McKinsey’s economic argument is where the report gets most interesting. In its midpoint adoption scenario, AI-powered agents and robots could generate about $2.9 trillion in US economic value per year by 2030. But that number comes with a condition: only if organizations prepare their people and redesign workflows, rather than individual tasks, around people, agents, and robots working together.
About 60 percent of that value sits in sector-specific workflows — supply chain management in manufacturing, clinical diagnosis in healthcare, risk management in finance. The rest sits in cross-cutting functions like IT, finance, and administration.
The report includes case studies that make the abstraction concrete. A global tech company uses multiple AI agents to qualify sales leads and schedule meetings, freeing human specialists to negotiate and build relationships. A large utility uses conversational agents to handle common customer queries, cutting the average cost per call by about 50 percent. A pharmaceutical company deploys generative AI to draft clinical study reports, reducing touch time for first human-reviewed drafts by nearly 60 percent and cutting errors by around 50 percent. A regional bank uses AI agents to accelerate code migration, with engineers shifting from manual rewriting to planning, orchestration, and testing.
McKinsey’s $2.9 trillion prize comes with a condition: only if organizations redesign workflows, not just tasks, around people, agents, and robots working together.
Across these examples, managers move away from routine supervision and towards orchestrating systems in which people, AI agents, and robots collaborate. New performance metrics and AI-related skills become the norm.
The report is not a forecast of mass unemployment. The authors write explicitly that the 57 percent and 40 percent figures reflect technical potential, not a prediction. They argue that AI will not make most human skills obsolete, but it will change how they are used.

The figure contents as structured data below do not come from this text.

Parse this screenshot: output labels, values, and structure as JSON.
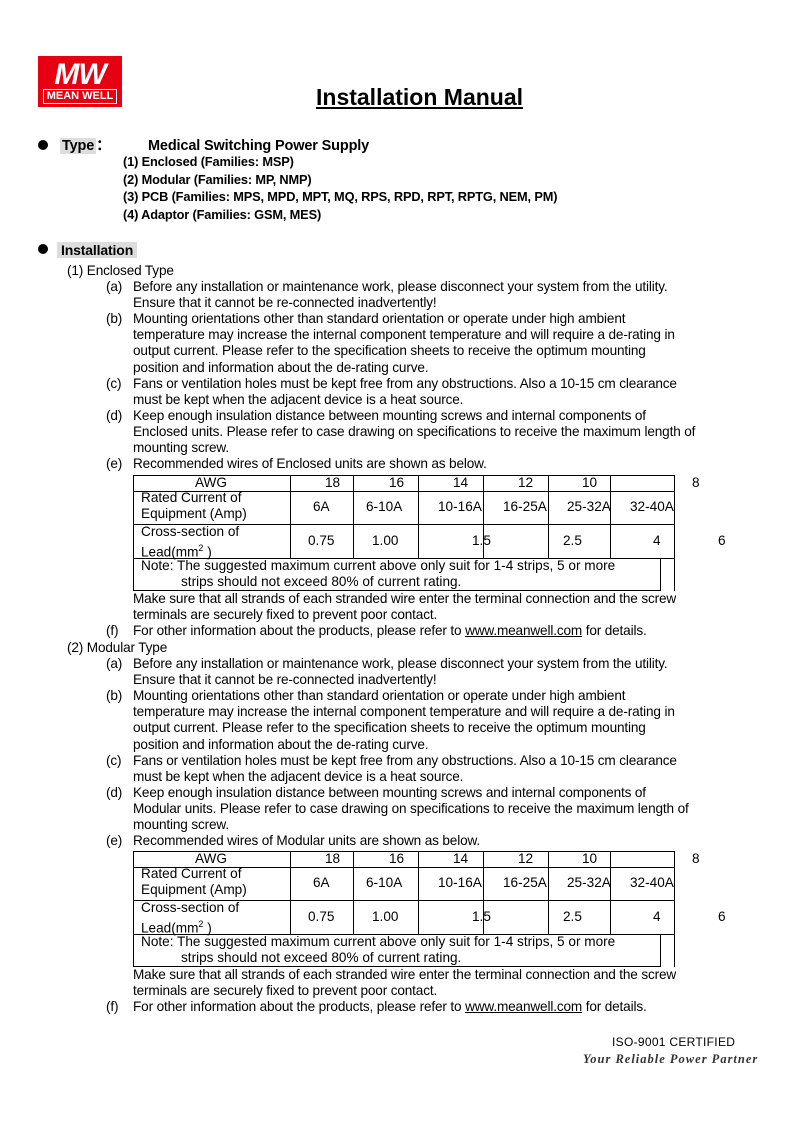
{
  "logo": {
    "mark": "MW",
    "name": "MEAN WELL",
    "color": "#e60012"
  },
  "title": "Installation Manual",
  "type_section": {
    "label": "Type",
    "colon": "：",
    "heading": "Medical Switching Power Supply",
    "items": [
      "(1)  Enclosed (Families: MSP)",
      "(2)  Modular (Families: MP, NMP)",
      "(3)   PCB (Families: MPS, MPD, MPT, MQ, RPS, RPD, RPT, RPTG, NEM, PM)",
      "(4)  Adaptor (Families: GSM, MES)"
    ]
  },
  "installation": {
    "label": "Installation",
    "sections": [
      {
        "label": "(1)  Enclosed Type",
        "items": [
          {
            "label": "(a)",
            "lines": [
              "Before any installation or maintenance work, please disconnect your system from the utility.",
              "Ensure that it cannot be re-connected inadvertently!"
            ]
          },
          {
            "label": "(b)",
            "lines": [
              "Mounting orientations other than standard orientation or operate under high ambient",
              "temperature may increase the internal component temperature and will require a de-rating in",
              "output current. Please refer to the specification sheets to receive the optimum mounting",
              "position and information about the de-rating curve."
            ]
          },
          {
            "label": "(c)",
            "lines": [
              "Fans or ventilation holes must be kept free from any obstructions. Also a 10-15 cm clearance",
              "must be kept when the adjacent device is a heat source."
            ]
          },
          {
            "label": "(d)",
            "lines": [
              "Keep enough insulation distance between mounting screws and internal components of",
              "Enclosed units. Please refer to case drawing on specifications to receive the maximum length of",
              "mounting screw."
            ]
          },
          {
            "label": "(e)",
            "lines": [
              "Recommended wires of Enclosed units are shown as below."
            ]
          }
        ],
        "after_table": [
          "Make sure that all strands of each stranded wire enter the terminal connection and the screw",
          "terminals are securely fixed to prevent poor contact."
        ],
        "f": {
          "label": "(f)",
          "before": "For other information about the products, please refer to ",
          "link": "www.meanwell.com",
          "after": " for details."
        }
      },
      {
        "label": "(2)  Modular Type",
        "items": [
          {
            "label": "(a)",
            "lines": [
              "Before any installation or maintenance work, please disconnect your system from the utility.",
              "Ensure that it cannot be re-connected inadvertently!"
            ]
          },
          {
            "label": "(b)",
            "lines": [
              "Mounting orientations other than standard orientation or operate under high ambient",
              "temperature may increase the internal component temperature and will require a de-rating in",
              "output current. Please refer to the specification sheets to receive the optimum mounting",
              "position and information about the de-rating curve."
            ]
          },
          {
            "label": "(c)",
            "lines": [
              "Fans or ventilation holes must be kept free from any obstructions. Also a 10-15 cm clearance",
              "must be kept when the adjacent device is a heat source."
            ]
          },
          {
            "label": "(d)",
            "lines": [
              "Keep enough insulation distance between mounting screws and internal components of",
              "Modular units. Please refer to case drawing on specifications to receive the maximum length of",
              "mounting screw."
            ]
          },
          {
            "label": "(e)",
            "lines": [
              "Recommended wires of Modular units are shown as below."
            ]
          }
        ],
        "after_table": [
          "Make sure that all strands of each stranded wire enter the terminal connection and the screw",
          "terminals are securely fixed to prevent poor contact."
        ],
        "f": {
          "label": "(f)",
          "before": "For other information about the products, please refer to ",
          "link": "www.meanwell.com",
          "after": " for details."
        }
      }
    ]
  },
  "wire_table": {
    "awg_label": "AWG",
    "awg": [
      "18",
      "16",
      "14",
      "12",
      "10",
      "8"
    ],
    "current_label": [
      "Rated Current of",
      "Equipment (Amp)"
    ],
    "current": [
      "6A",
      "6-10A",
      "10-16A",
      "16-25A",
      "25-32A",
      "32-40A"
    ],
    "section_label": "Cross-section of Lead(mm",
    "section_sup": "2",
    "section_close": " )",
    "section": [
      "0.75",
      "1.00",
      "1.5",
      "2.5",
      "4",
      "6"
    ],
    "note": [
      "Note: The suggested maximum current above only suit for 1-4 strips, 5 or more",
      "strips should not exceed 80% of current rating."
    ]
  },
  "footer": {
    "cert": "ISO-9001 CERTIFIED",
    "slogan": "Your Reliable Power Partner"
  }
}
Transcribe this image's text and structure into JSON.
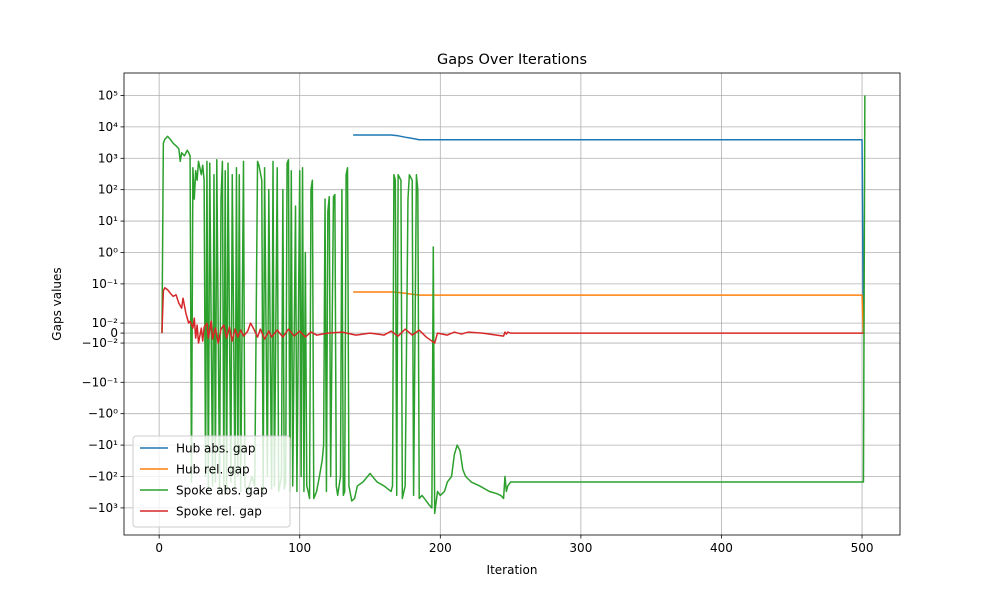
{
  "chart_data": {
    "type": "line",
    "title": "Gaps Over Iterations",
    "x_label": "Iteration",
    "y_label": "Gaps values",
    "yscale": "symlog",
    "linthresh": 0.035,
    "grid": true,
    "legend": "lower left",
    "xlim": [
      -25,
      527
    ],
    "xticks": [
      0,
      100,
      200,
      300,
      400,
      500
    ],
    "ylim": [
      -7300,
      520000
    ],
    "yticks": [
      {
        "value": 100000,
        "label": "10⁵"
      },
      {
        "value": 10000,
        "label": "10⁴"
      },
      {
        "value": 1000,
        "label": "10³"
      },
      {
        "value": 100,
        "label": "10²"
      },
      {
        "value": 10,
        "label": "10¹"
      },
      {
        "value": 1,
        "label": "10⁰"
      },
      {
        "value": 0.1,
        "label": "10⁻¹"
      },
      {
        "value": 0.01,
        "label": "10⁻²"
      },
      0,
      {
        "value": -0.01,
        "label": "−10⁻²"
      },
      {
        "value": -0.1,
        "label": "−10⁻¹"
      },
      {
        "value": -1,
        "label": "−10⁰"
      },
      {
        "value": -10,
        "label": "−10¹"
      },
      {
        "value": -100,
        "label": "−10²"
      },
      {
        "value": -1000,
        "label": "−10³"
      }
    ],
    "series": [
      {
        "name": "Hub abs. gap",
        "color": "#1f77b4",
        "x": [
          138,
          165,
          170,
          175,
          180,
          185,
          500,
          501
        ],
        "values": [
          5500,
          5500,
          5200,
          4700,
          4300,
          3900,
          3900,
          0
        ]
      },
      {
        "name": "Hub rel. gap",
        "color": "#ff7f0e",
        "x": [
          138,
          167,
          172,
          178,
          185,
          500,
          501
        ],
        "values": [
          0.055,
          0.055,
          0.052,
          0.048,
          0.044,
          0.044,
          0
        ]
      },
      {
        "name": "Spoke abs. gap",
        "color": "#2ca02c",
        "x": [
          2,
          3,
          4,
          6,
          8,
          10,
          12,
          14,
          15,
          16,
          18,
          20,
          21,
          22,
          23,
          24,
          25,
          26,
          27,
          28,
          30,
          31,
          32,
          33,
          34,
          35,
          36,
          38,
          39,
          40,
          41,
          43,
          44,
          45,
          46,
          47,
          48,
          49,
          51,
          52,
          54,
          55,
          56,
          57,
          58,
          60,
          61,
          63,
          66,
          68,
          70,
          71,
          73,
          74,
          75,
          77,
          78,
          80,
          81,
          82,
          84,
          85,
          87,
          88,
          89,
          90,
          91,
          92,
          93,
          94,
          95,
          97,
          98,
          100,
          101,
          102,
          103,
          104,
          105,
          106,
          107,
          108,
          109,
          110,
          112,
          114,
          116,
          117,
          118,
          119,
          120,
          121,
          122,
          124,
          125,
          126,
          127,
          129,
          130,
          131,
          132,
          133,
          134,
          135,
          137,
          139,
          141,
          145,
          150,
          155,
          160,
          165,
          166,
          167,
          168,
          169,
          170,
          172,
          173,
          175,
          177,
          178,
          180,
          181,
          183,
          184,
          185,
          187,
          190,
          192,
          194,
          195,
          196,
          198,
          200,
          203,
          205,
          208,
          210,
          212,
          214,
          216,
          218,
          222,
          228,
          235,
          240,
          243,
          245,
          246,
          247,
          248,
          250,
          501,
          502
        ],
        "values": [
          0,
          3000,
          4000,
          5000,
          4000,
          3000,
          2500,
          2000,
          800,
          1500,
          1200,
          1800,
          1500,
          1200,
          -150,
          500,
          50,
          400,
          200,
          800,
          300,
          600,
          200,
          -100,
          800,
          -300,
          700,
          -200,
          300,
          -150,
          900,
          -300,
          50,
          800,
          -200,
          400,
          -300,
          700,
          -150,
          300,
          -250,
          500,
          -100,
          300,
          -300,
          800,
          -200,
          -300,
          -100,
          -200,
          800,
          600,
          200,
          -300,
          500,
          -100,
          100,
          -250,
          800,
          -200,
          500,
          -300,
          -100,
          100,
          -250,
          -150,
          700,
          900,
          -300,
          400,
          -200,
          30,
          -300,
          400,
          -100,
          500,
          -300,
          1,
          -200,
          -300,
          -500,
          100,
          200,
          -500,
          -300,
          -100,
          -30,
          -10,
          50,
          -300,
          20,
          60,
          -100,
          60,
          70,
          -200,
          -400,
          -100,
          100,
          -400,
          -300,
          300,
          500,
          -200,
          -600,
          -500,
          -200,
          -150,
          -80,
          -150,
          -200,
          -300,
          -200,
          300,
          200,
          -400,
          300,
          200,
          -500,
          -200,
          50,
          300,
          200,
          -400,
          300,
          100,
          -500,
          -400,
          -600,
          -800,
          -1000,
          1.5,
          -1500,
          -300,
          -400,
          -300,
          -150,
          -100,
          -20,
          -10,
          -15,
          -60,
          -100,
          -150,
          -200,
          -300,
          -350,
          -400,
          -500,
          -100,
          -300,
          -200,
          -150,
          -150,
          100000
        ]
      },
      {
        "name": "Spoke rel. gap",
        "color": "#d62728",
        "x": [
          2,
          3,
          4,
          5,
          6,
          8,
          10,
          12,
          14,
          16,
          17,
          19,
          20,
          21,
          22,
          24,
          25,
          26,
          27,
          28,
          30,
          31,
          32,
          34,
          35,
          37,
          38,
          40,
          42,
          44,
          46,
          48,
          50,
          52,
          54,
          56,
          58,
          60,
          63,
          65,
          67,
          70,
          72,
          75,
          78,
          80,
          84,
          88,
          92,
          96,
          100,
          104,
          108,
          112,
          120,
          130,
          140,
          150,
          160,
          165,
          170,
          175,
          180,
          185,
          190,
          194,
          196,
          198,
          205,
          210,
          215,
          220,
          230,
          240,
          245,
          246,
          247,
          248,
          250,
          501
        ],
        "values": [
          0,
          0.06,
          0.075,
          0.07,
          0.065,
          0.05,
          0.04,
          0.045,
          0.03,
          0.025,
          0.035,
          0.02,
          0.015,
          0.01,
          0.012,
          0.005,
          0.015,
          -0.005,
          0.008,
          -0.01,
          0.005,
          -0.008,
          0.006,
          0.01,
          -0.005,
          0.012,
          -0.006,
          0.005,
          -0.01,
          0.004,
          0.008,
          -0.005,
          0.006,
          -0.008,
          0.004,
          -0.004,
          0.003,
          -0.003,
          0.002,
          0.01,
          0.005,
          -0.004,
          0.004,
          -0.006,
          0.002,
          -0.004,
          0.003,
          -0.004,
          0.004,
          -0.003,
          0.002,
          -0.004,
          0.001,
          -0.002,
          0,
          0.001,
          -0.002,
          0,
          -0.002,
          0.002,
          -0.003,
          0.004,
          -0.002,
          0.003,
          -0.004,
          -0.008,
          -0.01,
          0,
          -0.002,
          0.001,
          -0.001,
          0.001,
          0,
          -0.002,
          -0.003,
          0.001,
          -0.001,
          0.001,
          0,
          0
        ]
      }
    ]
  }
}
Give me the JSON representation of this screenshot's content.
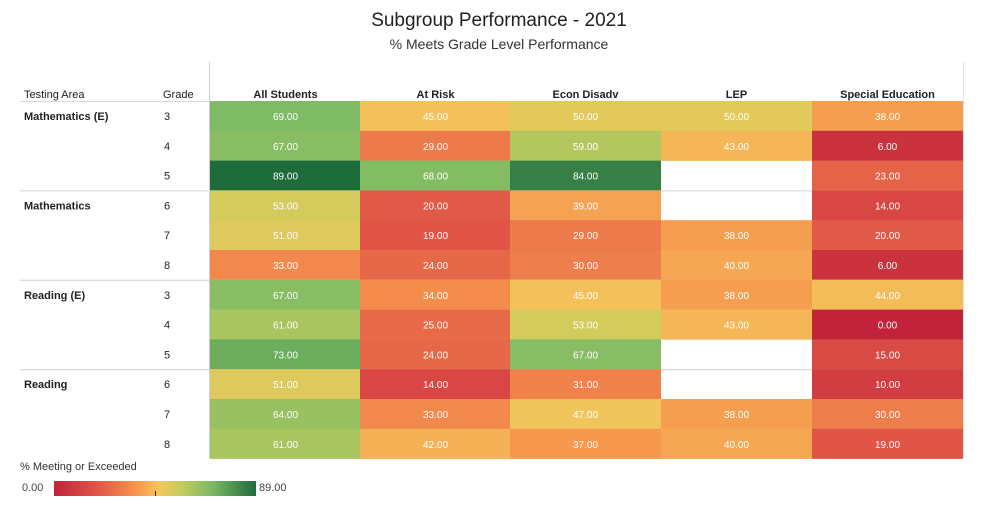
{
  "title": "Subgroup Performance - 2021",
  "subtitle": "% Meets Grade Level Performance",
  "chart_data": {
    "type": "heatmap",
    "title": "Subgroup Performance - 2021",
    "subtitle": "% Meets Grade Level Performance",
    "row_headers": [
      "Testing Area",
      "Grade"
    ],
    "columns": [
      "All Students",
      "At Risk",
      "Econ Disadv",
      "LEP",
      "Special Education"
    ],
    "groups": [
      {
        "area": "Mathematics (E)",
        "rows": [
          {
            "grade": "3",
            "values": [
              "69.00",
              "45.00",
              "50.00",
              "50.00",
              "38.00"
            ]
          },
          {
            "grade": "4",
            "values": [
              "67.00",
              "29.00",
              "59.00",
              "43.00",
              "6.00"
            ]
          },
          {
            "grade": "5",
            "values": [
              "89.00",
              "68.00",
              "84.00",
              null,
              "23.00"
            ]
          }
        ]
      },
      {
        "area": "Mathematics",
        "rows": [
          {
            "grade": "6",
            "values": [
              "53.00",
              "20.00",
              "39.00",
              null,
              "14.00"
            ]
          },
          {
            "grade": "7",
            "values": [
              "51.00",
              "19.00",
              "29.00",
              "38.00",
              "20.00"
            ]
          },
          {
            "grade": "8",
            "values": [
              "33.00",
              "24.00",
              "30.00",
              "40.00",
              "6.00"
            ]
          }
        ]
      },
      {
        "area": "Reading (E)",
        "rows": [
          {
            "grade": "3",
            "values": [
              "67.00",
              "34.00",
              "45.00",
              "38.00",
              "44.00"
            ]
          },
          {
            "grade": "4",
            "values": [
              "61.00",
              "25.00",
              "53.00",
              "43.00",
              "0.00"
            ]
          },
          {
            "grade": "5",
            "values": [
              "73.00",
              "24.00",
              "67.00",
              null,
              "15.00"
            ]
          }
        ]
      },
      {
        "area": "Reading",
        "rows": [
          {
            "grade": "6",
            "values": [
              "51.00",
              "14.00",
              "31.00",
              null,
              "10.00"
            ]
          },
          {
            "grade": "7",
            "values": [
              "64.00",
              "33.00",
              "47.00",
              "38.00",
              "30.00"
            ]
          },
          {
            "grade": "8",
            "values": [
              "61.00",
              "42.00",
              "37.00",
              "40.00",
              "19.00"
            ]
          }
        ]
      }
    ],
    "color_scale": {
      "min": 0,
      "max": 89,
      "min_label": "0.00",
      "max_label": "89.00",
      "title": "% Meeting or Exceeded",
      "stops": [
        "#c0233a",
        "#de5146",
        "#f6924d",
        "#f4c65c",
        "#c8cc5c",
        "#7cba64",
        "#1e6b3c"
      ]
    }
  }
}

That is the right caveat. It is also the wrong comfort. The gap between technical potential and economic adoption has historically been wide. But the speed of AI deployment in enterprise workflows — particularly agent-based systems — is compressing that gap faster than any previous automation technology. The sevenfold increase in AI fluency demand in two years is not a lagging indicator. It is a leading one.
The question the report raises but does not answer is whether the institutions that manage labor transitions — retraining programs, safety nets, education systems, collective bargaining — can operate at the same speed as the technology. McKinsey’s $2.9 trillion prize depends on workflow redesign. But workflow redesign depends on people who can do the redesigning. And those people are the same ones whose skills are shifting fastest.
The report gives policymakers, employers, and workers a clearer view of where the pressure lands first. The 40 percent figure is not a prediction of job losses. It is a map of where the ground is about to move.